Get your feet wet in water-related funds
As natural resources go, oil tends to get more attention from investors than clean drinking water, even against the backdrop of headline-grabbing shortages in Flint, Michigan, South Africa and elsewhere.
But a few funds are showing that investing in utilities and water infrastructure and technology companies can pay off, especially for long-term investors looking to diversify their portfolio.
Several exchange-traded funds invest in water-related stocks, including PowerShares Water Resources ETF (PHO), First Trust ISE Water Index Fund (FIW) and Tortoise Water Fund (TBLU).
Each holds shares in U.S. water utilities such as American Water Works, infrastructure companies like Aegion Corp. and technology companies like Xylem, a supplier of energy-saving pumps and controls for hot water systems.
The three ETFs are all up around 15 percent over the past 12 months. By comparison, the S&P 500 is up about 13 percent in the same period.
Their investment rationale centers on the growth in the need to update the infrastructure used to treat and transport clean water. The idea being that as demand for water grows along with the population, so will the need for new infrastructure and upkeep on water systems.
“What we try to do is focus on essential assets, and from our standpoint there’s really not a much more essential asset than water,” said Matt Weglarz, portfolio manager at Tortoise Index Solutions. “And people are really starting to realize we have a global water problem on our hands.”
A thirst for water
Weglarz notes that global water demand is expected to grow by more than 50 percent over the next 30 years.
The need for access to clean water has grabbed international headlines this year after a severe drought hit Cape Town and other parts of South Africa, prompting leaders there to warn that the city of 4 million would have to close most water taps sometime this year.
The so-called “Day Zero,” when the taps are supposed to be shut off, was supposed to happen last month. It has since been put off, thanks partly to residents consuming water at restricted levels.
Closer to home, in Flint, Michigan, thousands of home water lines are still being replaced following revelations in 2015 that the city’s water system was contaminated with lead due to a lack of treatment.
A 2015 assessment by the Environmental Protection Agency estimated that $472.6 billion was needed to upgrade the nation’s public water infrastructure system. That includes the cost to fix or upgrade thousands of miles of pipe, thousands of treatment plants, and other key components of the nation’s water system.

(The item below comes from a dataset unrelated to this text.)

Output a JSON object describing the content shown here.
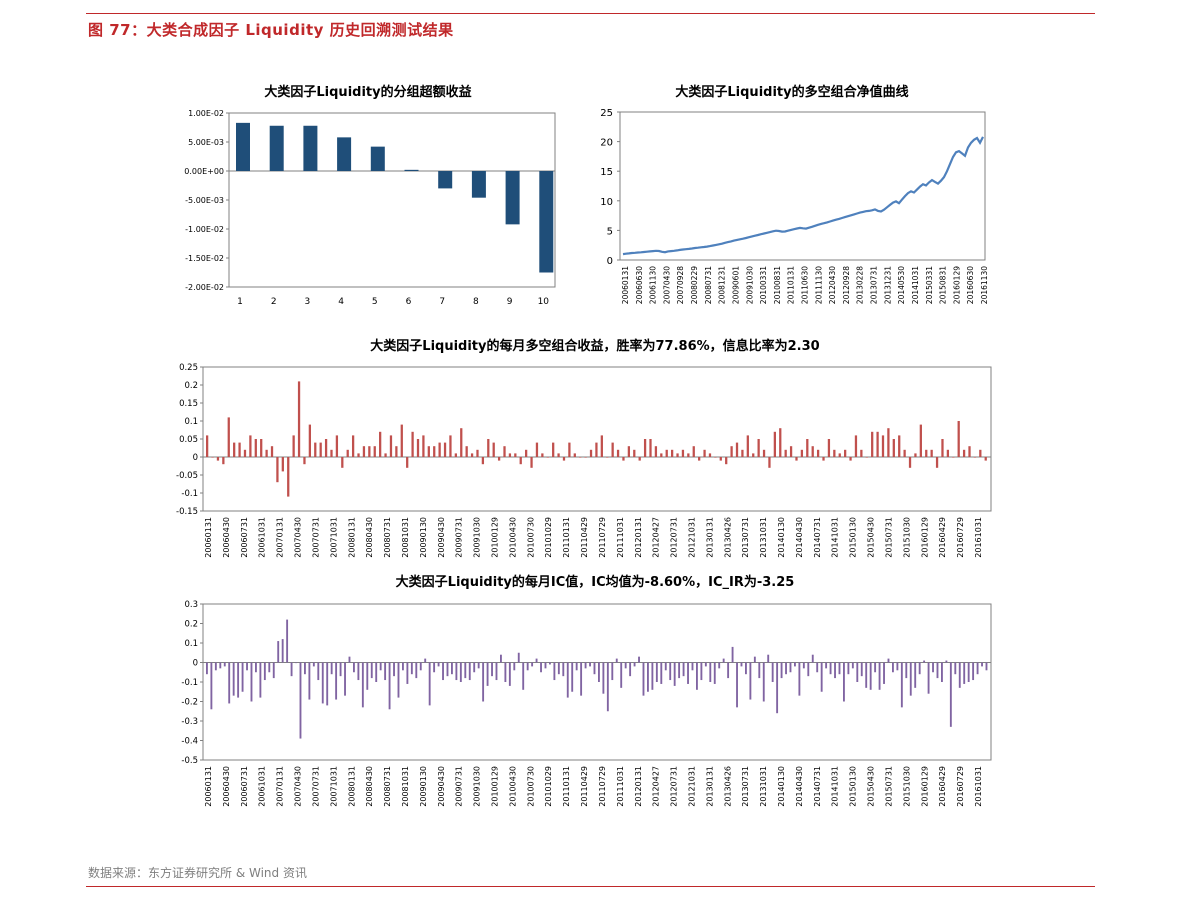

“It’s been well laid out to us that whether it’s through news about water scarcity, or news about the demand for water, or need around improving our water infrastructure, those are all reasons that you would want to be in a clean water portfolio of companies that are addressing any one of those areas,” said Dave Fanger, CEO of Swell Investing, which operates a portfolio of water-focused companies.
The Swell Clean Water portfolio is managed. Investors own shares in the companies, and can remove stocks from the portfolio. It’s up 11 percent over the past 12 months.
Investing in infrastructure
Weglarz sees opportunity for investors to capitalize on clean water infrastructure and technology spending for years to come because of the need to upgrade and maintain water systems across the U.S.
One catalyst for water funds could be the trillion-dollar infrastructure spending bill on the Trump administration’s agenda.
“Water was a fairly decent size part of it and there was a focus on redoing the water infrastructure, so you could see a big boon to the companies that provide water or equipment here in the States,” Weglarz said.
For investors considering water-focused funds, it’s best to think of them as a long-term, diversification play.
While water utilities such as Aqua America and American Water Works are undervalued and have strong fundamentals, the water-focused ETFs tend to have limited stakes in utilities. Instead, industrial companies focusing on machinery or construction and engineering are more represented in the funds, noted Todd Rosenbluth, director of ETF Research at CFRA Research.
“As such, the ETFs have less defensive characteristics than traditional utilities ETFs,” Rosenbluth said. “We think there is investment merit from a diversification perspective other than from an impact investing one.”